Agnolo Monosini (Pratovecchio 1568 – Florence 1626) was an Italian scholar and cleric of the 16th and 17th centuries, who played a key role in the development of the Italian language two hundred years prior to the risorgimento.[1]

He was a native of Pratovecchio and studied with the Accademia della Crusca in Florence, where he contributed to its first Vocabolario della lingua italiana, published in 1623, in particular adding an index of Greek words.

A passion for words

Monosini had one craze which consumed all his intellectual energies: that of proving the Greek origins of the Florentine idiom, which would one day develop into modern Italian. He was reacting to French writers of the period who took great pains to relate their own language directly with Ancient Greek, bypassing the inheritance of Latin and Italian and Alpine Humanism.

The relationships that Monosini develops between Greek and his contemporary vernacular rather suffer from his unconditional enthusiasm, with the result that the associations proposed are often cumbersome and sometimes quite bizarre.

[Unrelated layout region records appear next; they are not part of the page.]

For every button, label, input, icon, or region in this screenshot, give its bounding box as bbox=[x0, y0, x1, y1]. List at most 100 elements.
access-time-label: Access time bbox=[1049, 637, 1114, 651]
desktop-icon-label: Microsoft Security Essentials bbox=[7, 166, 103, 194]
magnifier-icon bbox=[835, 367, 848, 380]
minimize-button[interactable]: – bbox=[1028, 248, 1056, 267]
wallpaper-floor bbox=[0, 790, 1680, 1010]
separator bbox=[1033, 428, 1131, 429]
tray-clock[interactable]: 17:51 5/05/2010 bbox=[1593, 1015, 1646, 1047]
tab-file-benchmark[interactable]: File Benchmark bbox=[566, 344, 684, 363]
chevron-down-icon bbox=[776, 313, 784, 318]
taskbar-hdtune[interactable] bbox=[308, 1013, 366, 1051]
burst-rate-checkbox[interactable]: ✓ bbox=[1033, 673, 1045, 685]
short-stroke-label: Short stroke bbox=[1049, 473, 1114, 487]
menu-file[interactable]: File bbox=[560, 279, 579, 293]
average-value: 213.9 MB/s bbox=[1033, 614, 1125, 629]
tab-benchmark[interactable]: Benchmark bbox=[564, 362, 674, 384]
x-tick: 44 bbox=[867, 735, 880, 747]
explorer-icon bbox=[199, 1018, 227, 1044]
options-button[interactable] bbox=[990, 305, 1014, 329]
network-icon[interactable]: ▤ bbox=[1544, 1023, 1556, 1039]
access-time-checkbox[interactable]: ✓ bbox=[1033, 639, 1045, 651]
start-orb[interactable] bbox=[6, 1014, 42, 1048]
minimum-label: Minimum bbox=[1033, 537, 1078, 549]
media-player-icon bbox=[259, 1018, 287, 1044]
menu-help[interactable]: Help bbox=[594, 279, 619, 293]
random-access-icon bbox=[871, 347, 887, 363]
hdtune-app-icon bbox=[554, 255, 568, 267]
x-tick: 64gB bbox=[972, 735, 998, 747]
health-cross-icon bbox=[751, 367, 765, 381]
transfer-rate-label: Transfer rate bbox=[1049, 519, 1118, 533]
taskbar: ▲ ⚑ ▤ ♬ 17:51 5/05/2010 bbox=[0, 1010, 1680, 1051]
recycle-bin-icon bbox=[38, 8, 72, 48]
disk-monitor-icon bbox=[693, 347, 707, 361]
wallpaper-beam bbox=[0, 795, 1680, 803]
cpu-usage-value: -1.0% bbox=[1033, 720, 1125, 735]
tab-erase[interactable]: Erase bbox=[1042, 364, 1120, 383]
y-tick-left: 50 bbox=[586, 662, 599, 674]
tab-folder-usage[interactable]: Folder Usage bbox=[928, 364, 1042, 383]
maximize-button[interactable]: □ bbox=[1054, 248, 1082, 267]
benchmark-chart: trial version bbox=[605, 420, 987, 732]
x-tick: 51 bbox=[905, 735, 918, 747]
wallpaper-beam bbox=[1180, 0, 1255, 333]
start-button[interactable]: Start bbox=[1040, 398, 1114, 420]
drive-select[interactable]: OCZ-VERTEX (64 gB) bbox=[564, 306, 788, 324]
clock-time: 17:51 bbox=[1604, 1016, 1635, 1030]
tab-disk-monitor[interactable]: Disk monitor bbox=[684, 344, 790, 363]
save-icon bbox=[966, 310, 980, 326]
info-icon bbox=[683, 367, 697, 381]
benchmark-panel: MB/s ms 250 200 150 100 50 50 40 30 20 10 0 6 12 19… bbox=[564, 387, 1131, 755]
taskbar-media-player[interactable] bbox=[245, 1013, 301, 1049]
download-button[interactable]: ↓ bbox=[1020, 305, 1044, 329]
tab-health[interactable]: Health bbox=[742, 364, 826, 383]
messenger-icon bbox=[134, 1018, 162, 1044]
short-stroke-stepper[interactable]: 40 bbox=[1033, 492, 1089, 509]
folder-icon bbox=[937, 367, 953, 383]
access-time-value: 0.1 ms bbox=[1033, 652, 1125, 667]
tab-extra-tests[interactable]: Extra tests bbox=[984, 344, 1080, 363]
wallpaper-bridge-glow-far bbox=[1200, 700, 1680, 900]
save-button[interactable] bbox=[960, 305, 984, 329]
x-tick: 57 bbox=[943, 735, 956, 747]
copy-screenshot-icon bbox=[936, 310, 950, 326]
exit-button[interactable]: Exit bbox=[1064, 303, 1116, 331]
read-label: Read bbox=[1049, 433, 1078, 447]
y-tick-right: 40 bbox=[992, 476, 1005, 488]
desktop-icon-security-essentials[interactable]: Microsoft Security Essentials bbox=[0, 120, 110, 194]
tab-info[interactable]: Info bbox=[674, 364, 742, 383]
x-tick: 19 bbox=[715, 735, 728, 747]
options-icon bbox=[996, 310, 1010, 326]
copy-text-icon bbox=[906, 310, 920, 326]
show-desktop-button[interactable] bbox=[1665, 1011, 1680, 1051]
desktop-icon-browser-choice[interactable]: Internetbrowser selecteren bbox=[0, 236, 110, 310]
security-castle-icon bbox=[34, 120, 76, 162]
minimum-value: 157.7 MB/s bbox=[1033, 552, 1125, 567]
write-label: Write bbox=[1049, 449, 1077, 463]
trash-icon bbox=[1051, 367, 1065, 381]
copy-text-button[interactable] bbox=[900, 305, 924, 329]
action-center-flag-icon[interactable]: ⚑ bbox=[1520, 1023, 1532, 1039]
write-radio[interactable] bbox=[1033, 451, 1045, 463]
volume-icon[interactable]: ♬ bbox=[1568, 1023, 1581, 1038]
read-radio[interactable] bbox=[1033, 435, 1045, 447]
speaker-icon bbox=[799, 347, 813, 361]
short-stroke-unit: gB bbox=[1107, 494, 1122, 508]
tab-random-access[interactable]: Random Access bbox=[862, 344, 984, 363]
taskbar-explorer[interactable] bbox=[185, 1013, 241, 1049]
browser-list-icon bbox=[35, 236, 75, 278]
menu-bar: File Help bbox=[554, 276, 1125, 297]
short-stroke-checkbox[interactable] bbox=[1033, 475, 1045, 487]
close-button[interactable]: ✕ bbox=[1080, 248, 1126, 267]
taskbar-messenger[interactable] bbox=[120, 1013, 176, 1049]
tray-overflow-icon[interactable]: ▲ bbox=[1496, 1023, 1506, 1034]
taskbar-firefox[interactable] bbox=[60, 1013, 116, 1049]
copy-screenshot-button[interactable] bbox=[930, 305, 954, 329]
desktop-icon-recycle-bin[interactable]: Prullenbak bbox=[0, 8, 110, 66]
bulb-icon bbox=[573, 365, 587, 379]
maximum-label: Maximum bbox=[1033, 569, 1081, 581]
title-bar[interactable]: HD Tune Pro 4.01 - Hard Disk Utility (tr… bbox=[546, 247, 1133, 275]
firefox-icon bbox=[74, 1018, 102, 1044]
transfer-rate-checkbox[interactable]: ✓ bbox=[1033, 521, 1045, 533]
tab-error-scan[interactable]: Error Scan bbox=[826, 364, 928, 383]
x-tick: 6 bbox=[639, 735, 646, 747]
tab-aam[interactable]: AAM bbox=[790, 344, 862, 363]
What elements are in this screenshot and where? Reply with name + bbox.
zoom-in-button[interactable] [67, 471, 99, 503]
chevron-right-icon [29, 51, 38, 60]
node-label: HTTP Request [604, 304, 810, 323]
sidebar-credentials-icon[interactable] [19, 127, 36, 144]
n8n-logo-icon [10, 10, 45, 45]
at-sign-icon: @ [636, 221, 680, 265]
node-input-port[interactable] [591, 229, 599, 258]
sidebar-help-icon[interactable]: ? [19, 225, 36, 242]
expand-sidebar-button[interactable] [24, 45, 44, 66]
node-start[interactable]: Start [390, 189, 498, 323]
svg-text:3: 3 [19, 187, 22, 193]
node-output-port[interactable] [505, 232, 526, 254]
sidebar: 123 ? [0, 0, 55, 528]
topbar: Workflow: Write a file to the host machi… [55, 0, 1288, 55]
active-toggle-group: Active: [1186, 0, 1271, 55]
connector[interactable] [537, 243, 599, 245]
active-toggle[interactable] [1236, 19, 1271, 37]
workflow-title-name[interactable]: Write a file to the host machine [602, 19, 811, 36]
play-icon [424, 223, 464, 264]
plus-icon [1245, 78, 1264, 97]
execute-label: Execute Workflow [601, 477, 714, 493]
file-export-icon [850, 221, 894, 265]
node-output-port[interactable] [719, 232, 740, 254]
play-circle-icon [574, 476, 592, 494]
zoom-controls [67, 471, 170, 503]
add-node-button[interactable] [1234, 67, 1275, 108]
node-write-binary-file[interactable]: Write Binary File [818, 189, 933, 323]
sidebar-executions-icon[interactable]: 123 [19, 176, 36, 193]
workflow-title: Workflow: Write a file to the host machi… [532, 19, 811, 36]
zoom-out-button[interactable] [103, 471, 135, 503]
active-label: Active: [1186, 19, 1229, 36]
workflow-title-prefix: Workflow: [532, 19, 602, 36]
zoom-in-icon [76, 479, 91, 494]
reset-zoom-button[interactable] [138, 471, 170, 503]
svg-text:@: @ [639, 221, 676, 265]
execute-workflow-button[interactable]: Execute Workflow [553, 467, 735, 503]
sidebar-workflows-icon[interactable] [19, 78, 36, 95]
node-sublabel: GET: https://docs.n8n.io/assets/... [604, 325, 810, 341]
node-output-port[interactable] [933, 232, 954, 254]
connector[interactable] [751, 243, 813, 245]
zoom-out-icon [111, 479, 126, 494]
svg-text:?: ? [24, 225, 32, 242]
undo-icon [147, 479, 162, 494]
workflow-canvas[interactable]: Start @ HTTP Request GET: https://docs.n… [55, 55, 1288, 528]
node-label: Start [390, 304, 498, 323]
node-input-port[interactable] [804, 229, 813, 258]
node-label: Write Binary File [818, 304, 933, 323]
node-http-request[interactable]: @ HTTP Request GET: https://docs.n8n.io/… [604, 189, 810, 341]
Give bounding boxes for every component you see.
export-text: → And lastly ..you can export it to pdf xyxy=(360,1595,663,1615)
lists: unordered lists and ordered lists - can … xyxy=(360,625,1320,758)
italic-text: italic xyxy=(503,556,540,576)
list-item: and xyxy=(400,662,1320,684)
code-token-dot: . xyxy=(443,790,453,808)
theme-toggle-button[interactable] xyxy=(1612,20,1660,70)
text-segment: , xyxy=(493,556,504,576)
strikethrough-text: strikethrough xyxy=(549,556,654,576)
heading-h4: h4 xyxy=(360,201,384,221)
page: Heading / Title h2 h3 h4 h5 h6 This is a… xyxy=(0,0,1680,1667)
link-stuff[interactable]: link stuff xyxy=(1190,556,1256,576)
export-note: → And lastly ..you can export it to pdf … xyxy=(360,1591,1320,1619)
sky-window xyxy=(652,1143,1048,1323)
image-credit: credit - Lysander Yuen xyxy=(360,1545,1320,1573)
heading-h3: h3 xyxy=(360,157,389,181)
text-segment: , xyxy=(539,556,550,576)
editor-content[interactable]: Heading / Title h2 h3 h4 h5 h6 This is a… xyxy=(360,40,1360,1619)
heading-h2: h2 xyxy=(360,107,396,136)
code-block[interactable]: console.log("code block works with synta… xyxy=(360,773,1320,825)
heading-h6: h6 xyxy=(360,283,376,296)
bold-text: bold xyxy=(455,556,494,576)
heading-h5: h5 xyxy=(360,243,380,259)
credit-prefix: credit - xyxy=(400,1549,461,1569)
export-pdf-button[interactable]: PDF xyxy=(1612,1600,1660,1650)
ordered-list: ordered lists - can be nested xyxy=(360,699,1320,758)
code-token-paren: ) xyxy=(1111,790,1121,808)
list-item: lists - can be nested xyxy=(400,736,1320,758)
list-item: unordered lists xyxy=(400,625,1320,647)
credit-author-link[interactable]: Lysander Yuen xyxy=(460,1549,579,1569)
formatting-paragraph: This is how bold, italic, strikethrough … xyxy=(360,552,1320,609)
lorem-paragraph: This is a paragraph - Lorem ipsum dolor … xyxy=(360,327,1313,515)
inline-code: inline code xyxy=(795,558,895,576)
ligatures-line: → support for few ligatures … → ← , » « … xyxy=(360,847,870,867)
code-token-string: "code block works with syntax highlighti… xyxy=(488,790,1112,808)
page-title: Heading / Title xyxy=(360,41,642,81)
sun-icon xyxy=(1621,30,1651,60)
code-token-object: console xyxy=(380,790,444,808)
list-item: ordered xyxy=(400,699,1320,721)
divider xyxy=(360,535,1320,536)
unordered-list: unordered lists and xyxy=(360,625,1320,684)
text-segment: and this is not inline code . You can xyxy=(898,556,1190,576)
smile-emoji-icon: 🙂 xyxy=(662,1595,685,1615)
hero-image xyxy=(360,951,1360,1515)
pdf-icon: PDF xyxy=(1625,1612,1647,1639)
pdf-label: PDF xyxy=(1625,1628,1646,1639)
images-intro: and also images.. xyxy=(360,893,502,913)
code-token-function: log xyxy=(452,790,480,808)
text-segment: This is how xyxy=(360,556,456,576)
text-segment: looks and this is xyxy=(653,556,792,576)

Front page of Floris Italicae Lingue Libri Novem presented by Prof. Claudio Marazzini at the inauguration of the reprinted volume by VECCHIARELLI EDITORE S.r.l. in April 2011

Floris Italicae

In his key work, Floris Italicae lingue libri novem (The Flower of Italian Language in a new book) published in 1604, he collected many vernacular Italian proverbs and idioms, and compared and contrasted them with Greek and Latin.

Floris Italicae particularly concentrated on proverbs and language from Tuscany and the high Maremma, and thus included many aspects of the ‘vulgar’ vernacular language which were to become part of the official Italian language at the time of the Risorgimento.

Floris Italicae was re-published[2] in 2011, with a companion volume of etymology and proverbs from the period.